Etanercept’s structure gives away the mechanism by which it works. Since it contains a TNF receptor, each molecule of Etanercept is able to bind to TNF as a decoy so that TNF isn’t causing inflammatory responses in healthy tissue. The reason that Etanercept is a fusion protein is because this gives it a much longer half-life in the bloodstream which means that it is more effective and longer lasting.
Immunex was the company that developed Etanercept. It was founded in 1981 in Seattle by Christopher Henney, Steve Gillis, and Steve Duzan. Henney and Gillis were scientists while Duzan was en entrepreneur. There is a nice history of the company here. Immunologist Bruce Beutler was the first to isolate mouse TNF and developed fusion proteins to bind to TNF. Beutler sold the IP to Immunex, which developed Etanercept as an FDA approved drug. Eventually, Immunex became a part of Amgen, a major biotech company.
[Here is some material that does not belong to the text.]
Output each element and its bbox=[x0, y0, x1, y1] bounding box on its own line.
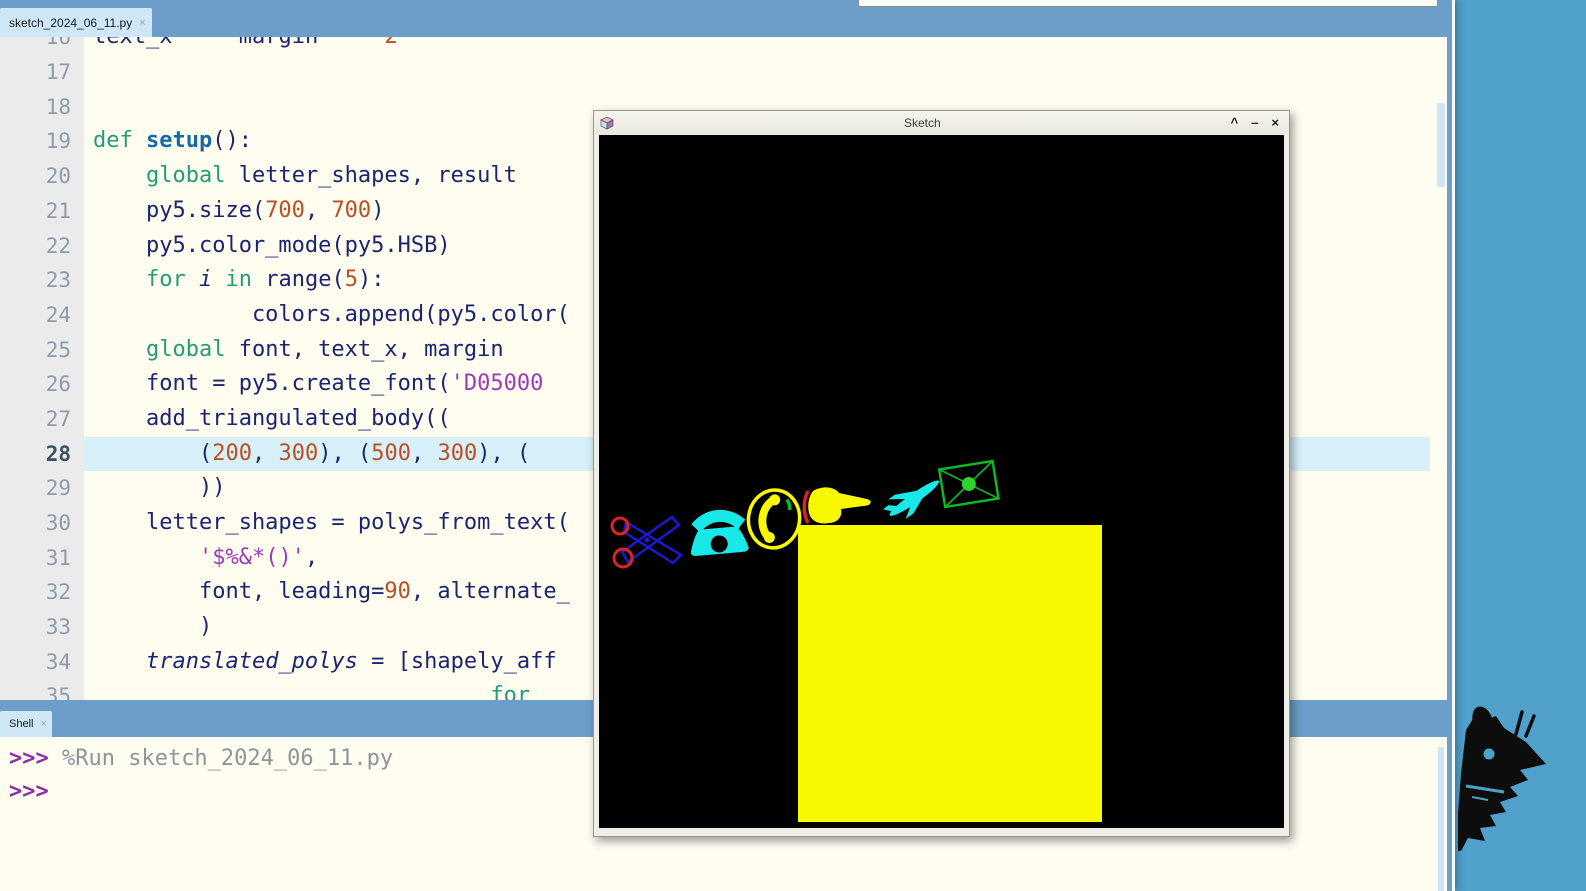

So where does Pfizer come into all of this if Immunex took the drug through clinical trials and Amgen now owns Immunex? Before Immunex was acquired by Amgen, they partnered with a company called Wyeth to market Enbrel. Eventually, Pfizer acquired Wyeth and gained access to some of the rights to sell Enbrel. This brings us to the story in the WaPost, which you can read about in the links in the first paragraph.